Ambani is not a man accustomed to small gestures. In 2024, he spent six hundred million dollars on his wedding. He is the chairman of Reliance Industries, one of Asia's largest conglomerates. When he makes an offer, people listen. And when he offered to rescue these hippos from execution, the offer became international news almost instantly.

The hippos themselves are a strange artifact of Colombia's violent past. Escobar, the cocaine kingpin who was killed in Medellín in 1993, had imported them decades earlier as part of his private menagerie. When he died, the animals remained. They bred. They multiplied. What began as a handful of exotic pets became a population of eighty, then more. They escaped into the Magdalena River and surrounding wetlands. They ate vegetation meant for cattle. They competed with manatees and caimans. They became, in the eyes of Colombian wildlife authorities, a problem that could not be solved by relocation or contraception alone. The only solution, officials concluded, was death.

But Ambani's offer has complicated that calculus. It has forced a conversation about whether these animals—born into captivity, descendants of a drug lord's vanity—deserve a second chance. It has raised questions about what is actually feasible: Can hippos be safely transported across continents? Would they survive relocation? Is this a genuine conservation gesture or a billionaire's whim? The offer has also exposed a deeper tension in Colombia itself—between the desire to erase the environmental legacy of Escobar's reign and the impulse to preserve life, even life that was never meant to exist in that place.
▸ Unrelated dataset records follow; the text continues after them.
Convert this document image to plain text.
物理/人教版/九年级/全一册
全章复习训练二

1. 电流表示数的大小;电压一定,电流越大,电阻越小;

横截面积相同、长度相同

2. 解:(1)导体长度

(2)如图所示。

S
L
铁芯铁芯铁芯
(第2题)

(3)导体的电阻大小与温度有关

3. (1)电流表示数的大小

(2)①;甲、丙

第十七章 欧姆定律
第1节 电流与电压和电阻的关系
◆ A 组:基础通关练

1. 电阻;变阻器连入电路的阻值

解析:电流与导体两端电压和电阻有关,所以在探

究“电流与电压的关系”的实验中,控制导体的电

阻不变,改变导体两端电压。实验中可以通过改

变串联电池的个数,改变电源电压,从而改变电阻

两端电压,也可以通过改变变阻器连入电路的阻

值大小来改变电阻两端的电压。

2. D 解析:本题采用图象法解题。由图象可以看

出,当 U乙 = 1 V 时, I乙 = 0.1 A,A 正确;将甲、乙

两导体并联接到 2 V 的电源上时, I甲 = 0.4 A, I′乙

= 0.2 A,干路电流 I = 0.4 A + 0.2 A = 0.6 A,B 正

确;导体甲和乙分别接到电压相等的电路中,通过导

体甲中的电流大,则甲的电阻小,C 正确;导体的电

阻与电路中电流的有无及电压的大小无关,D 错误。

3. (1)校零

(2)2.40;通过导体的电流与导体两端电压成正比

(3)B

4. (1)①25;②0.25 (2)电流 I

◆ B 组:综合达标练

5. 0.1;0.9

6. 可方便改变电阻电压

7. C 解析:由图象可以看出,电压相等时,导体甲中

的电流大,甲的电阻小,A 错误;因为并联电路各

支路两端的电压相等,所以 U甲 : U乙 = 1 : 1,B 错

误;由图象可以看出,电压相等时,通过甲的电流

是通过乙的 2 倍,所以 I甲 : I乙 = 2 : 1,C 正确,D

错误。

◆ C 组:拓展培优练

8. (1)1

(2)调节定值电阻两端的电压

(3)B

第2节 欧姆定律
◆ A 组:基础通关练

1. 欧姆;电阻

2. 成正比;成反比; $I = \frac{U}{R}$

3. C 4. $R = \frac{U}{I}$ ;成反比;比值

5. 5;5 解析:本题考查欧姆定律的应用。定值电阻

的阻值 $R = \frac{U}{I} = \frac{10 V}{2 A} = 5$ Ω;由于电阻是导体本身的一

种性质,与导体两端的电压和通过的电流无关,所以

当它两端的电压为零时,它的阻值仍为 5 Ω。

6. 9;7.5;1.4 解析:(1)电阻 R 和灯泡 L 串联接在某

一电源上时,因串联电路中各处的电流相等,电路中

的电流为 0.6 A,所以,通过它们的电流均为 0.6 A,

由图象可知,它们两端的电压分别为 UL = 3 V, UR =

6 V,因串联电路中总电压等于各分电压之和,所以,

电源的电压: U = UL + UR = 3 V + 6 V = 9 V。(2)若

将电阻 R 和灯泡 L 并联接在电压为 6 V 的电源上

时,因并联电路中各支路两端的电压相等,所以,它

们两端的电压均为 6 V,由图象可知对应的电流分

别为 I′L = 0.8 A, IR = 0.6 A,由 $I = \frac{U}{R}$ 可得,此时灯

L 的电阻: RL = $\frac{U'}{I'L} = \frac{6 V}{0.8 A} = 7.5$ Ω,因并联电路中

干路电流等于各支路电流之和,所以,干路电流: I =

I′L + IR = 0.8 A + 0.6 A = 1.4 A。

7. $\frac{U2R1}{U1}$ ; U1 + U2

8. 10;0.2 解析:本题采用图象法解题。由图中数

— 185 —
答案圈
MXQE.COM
Colombian authorities have not yet responded formally to Ambani's proposal. The hippos remain in the wetlands, their fate still uncertain. What is clear is that a man with the resources to reshape the world has decided that eighty animals descended from a drug lord's collection are worth saving. Whether that impulse will be enough to change the course already set for them remains to be seen.

Ambani publicly offered to adopt and relocate the eighty animals, raising questions about the feasibility and wisdom of international wildlife relocation
— News reports
La Conversación del Hearth Otra perspectiva de la historia
Inventor

Why does Colombia want to kill these hippos in the first place? They're not dangerous to humans, are they?

Model

Not directly to humans, no. But they're destroying the ecosystem. They eat vegetation, they compete with native species like manatees, they've become invasive. Colombia didn't ask for them—Escobar did. Now the country is stuck managing his legacy.

Inventor

And Ambani just... offered to take them? Out of nowhere?

Model

Essentially, yes. He's wealthy enough that eighty hippos are not a financial problem for him. The question is whether it's actually possible to relocate them safely, and whether that's even the right solution.

Inventor

What would happen to them if they went to India?

Model

That's the real uncertainty. They'd need specialized facilities, climate control, veterinary care. India isn't their natural habitat either. You're just moving the problem, potentially.

Inventor

So is this actually generous, or is it just a billionaire playing with animals like toys?

Model

Maybe both. Ambani has the means to do something most people can't. Whether it's the right thing to do is a different question entirely.